Smith Bay plan gets OK

DOG OKs Caelus plan for second exploration well in the Tulimaniq leases


Petroleum News

Alaska’s Division of Oil and Gas has approved Caelus Energy’s plan of operations for the second of two exploration wells that the company plans to drill in the shallow waters of Smith Bay this winter. The drilling location is near the mouth of the Ikpikpuk River, about 59 miles southeast of Barrow. Both wells form part of what is referred to as the Tulimaniq exploration project. The first well, the CT-1 well, is being permitted under an amendment to an existing plan of operations, while the newly approved plan of operations relates to the second well, the CT-2 well.

Caelus became operator of the Tulimaniq project in June after acquiring a 75 percent interest in the Tulimaniq leases from NordAq Energy. NordAq, previously the sole lease owner, had originally planned to drill a single Tulimaniq well in the winter of 2014-15 but deferred the drilling plan.

The wells will primarily be stratigraphic test wells, designed for the collection of rock cores and the conducting of vertical seismic profiling. Well testing may be conducted if oil is encountered.

A few years ago FEX, a subsidiary of Talisman Energy Inc., commissioned a seismic survey in Smith Bay as part of an exploration project in the region. The geology of the Smith Bay area, although remote, appears very prospective for oil. There are known oil seeps nearby. Caelus has commented that, at Smith Bay, it is seeking oil in Brookian turbidites. Turbidites are rocks consisting of sandstone layers and channels, laid down as a consequence of periodic submarine sand flows in ancient marine basins. The Brookian refers to the youngest and shallowest of the major rock sequences under the North Slope.

Caelus has already mobilized the equipment it needs to spud the first well. The equipment, including the Doyon Arctic Fox drilling rig, has been transported by barge to a staging area at Point Lonely, to the east of Smith Bay. The company has also planned a snow road from the central North Slope to a staging area and camp near the southern shore of Smith Bay. The staging area and camp will be on an ice pad adjacent to a frozen lake with an ice airstrip. An ice road will run 6 miles from the staging area to the CT-1 well location and then another 5 miles to CT-2.

The camp will be able to accommodate approximately 213 workers during the drilling season, according to the operations plan.

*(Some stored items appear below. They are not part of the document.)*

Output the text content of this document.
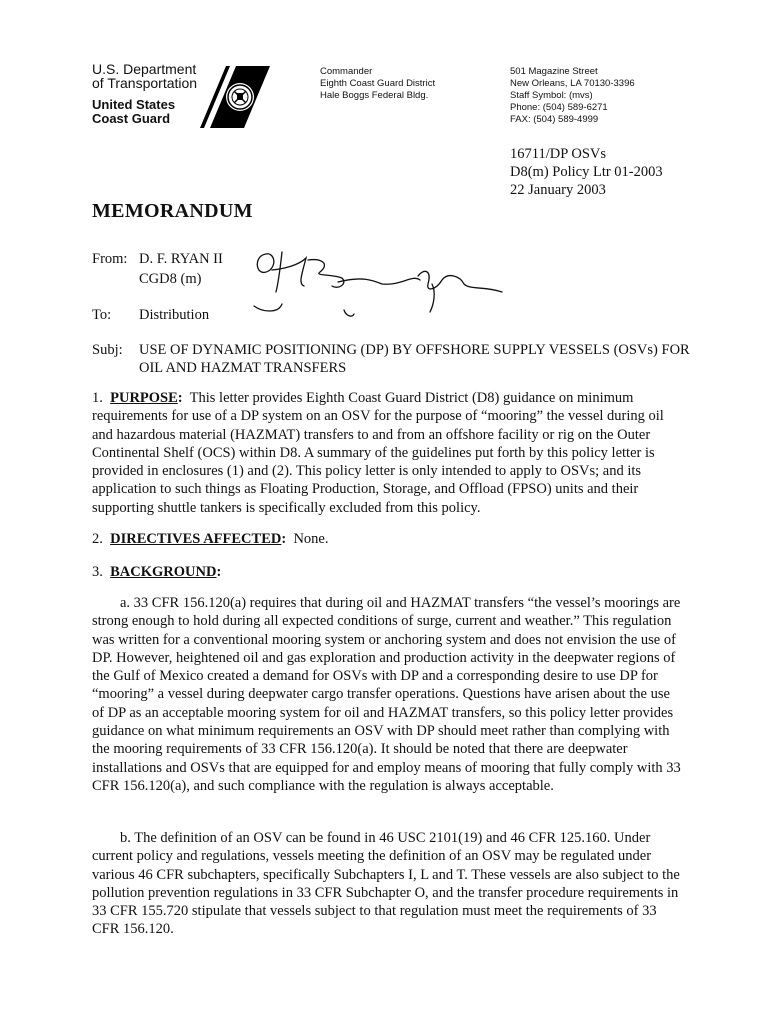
U.S. Department
of Transportation
United States
Coast Guard
Commander
Eighth Coast Guard District
Hale Boggs Federal Bldg.
501 Magazine Street
New Orleans, LA 70130-3396
Staff Symbol: (mvs)
Phone: (504) 589-6271
FAX: (504) 589-4999
16711/DP OSVs
D8(m) Policy Ltr 01-2003
22 January 2003
MEMORANDUM
From: D. F. RYAN II
CGD8 (m)
To: Distribution
Subj: USE OF DYNAMIC POSITIONING (DP) BY OFFSHORE SUPPLY VESSELS (OSVs) FOR OIL AND HAZMAT TRANSFERS
1. PURPOSE: This letter provides Eighth Coast Guard District (D8) guidance on minimum requirements for use of a DP system on an OSV for the purpose of “mooring” the vessel during oil and hazardous material (HAZMAT) transfers to and from an offshore facility or rig on the Outer Continental Shelf (OCS) within D8. A summary of the guidelines put forth by this policy letter is provided in enclosures (1) and (2). This policy letter is only intended to apply to OSVs; and its application to such things as Floating Production, Storage, and Offload (FPSO) units and their supporting shuttle tankers is specifically excluded from this policy.
2. DIRECTIVES AFFECTED: None.
3. BACKGROUND:
a. 33 CFR 156.120(a) requires that during oil and HAZMAT transfers “the vessel’s moorings are strong enough to hold during all expected conditions of surge, current and weather.” This regulation was written for a conventional mooring system or anchoring system and does not envision the use of DP. However, heightened oil and gas exploration and production activity in the deepwater regions of the Gulf of Mexico created a demand for OSVs with DP and a corresponding desire to use DP for “mooring” a vessel during deepwater cargo transfer operations. Questions have arisen about the use of DP as an acceptable mooring system for oil and HAZMAT transfers, so this policy letter provides guidance on what minimum requirements an OSV with DP should meet rather than complying with the mooring requirements of 33 CFR 156.120(a). It should be noted that there are deepwater installations and OSVs that are equipped for and employ means of mooring that fully comply with 33 CFR 156.120(a), and such compliance with the regulation is always acceptable.
b. The definition of an OSV can be found in 46 USC 2101(19) and 46 CFR 125.160. Under current policy and regulations, vessels meeting the definition of an OSV may be regulated under various 46 CFR subchapters, specifically Subchapters I, L and T. These vessels are also subject to the pollution prevention regulations in 33 CFR Subchapter O, and the transfer procedure requirements in 33 CFR 155.720 stipulate that vessels subject to that regulation must meet the requirements of 33 CFR 156.120.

Drilling will take place from circular ice pads, with maximum diameters of 500 feet, in an area where water depths are 4 to 6 feet. If an assessment of a well indicates value in conducting a vertical seismic profile, vibroseis will be used as a seismic sound source, the operations plan says. Vibroseis equipment imparts controlled vibrations into the ground or ice surface.

Drilling schedule

In November Casey Sullivan, Caelus director of public affairs, told the Resource Development Council’s annual conference that his company hopes to start drilling the CT-1 well in early February. The newly approved operations plan says that Caelus expects to drill the CT-2 well between March 7 and March 28.

Off-road tundra travel on state land opened about three weeks later than was envisaged in Caelus’ Smith Bay schedule, but it is not clear whether that delay will impact the drilling program. The state says that, regardless of any changes to the schedule early in the winter, the target timeframe for finishing drilling and demobilization will remain fixed. Overland demobilization and site cleanup is scheduled to take place between the end of March and May 11.

The plan of operations says that the drilling operations will use water-based drilling fluids, and that the fluids will either be injected or transported to a disposal facility at Prudhoe Bay. Well cuttings will be transported to Prudhoe Bay for disposal in a grind and inject facility.

To be commercially viable, an oil discovery in an area as far from existing infrastructure as Smith Bay would presumably need to be very large. Sullivan characterized Smith Bay as a 1 billion barrel opportunity for his company.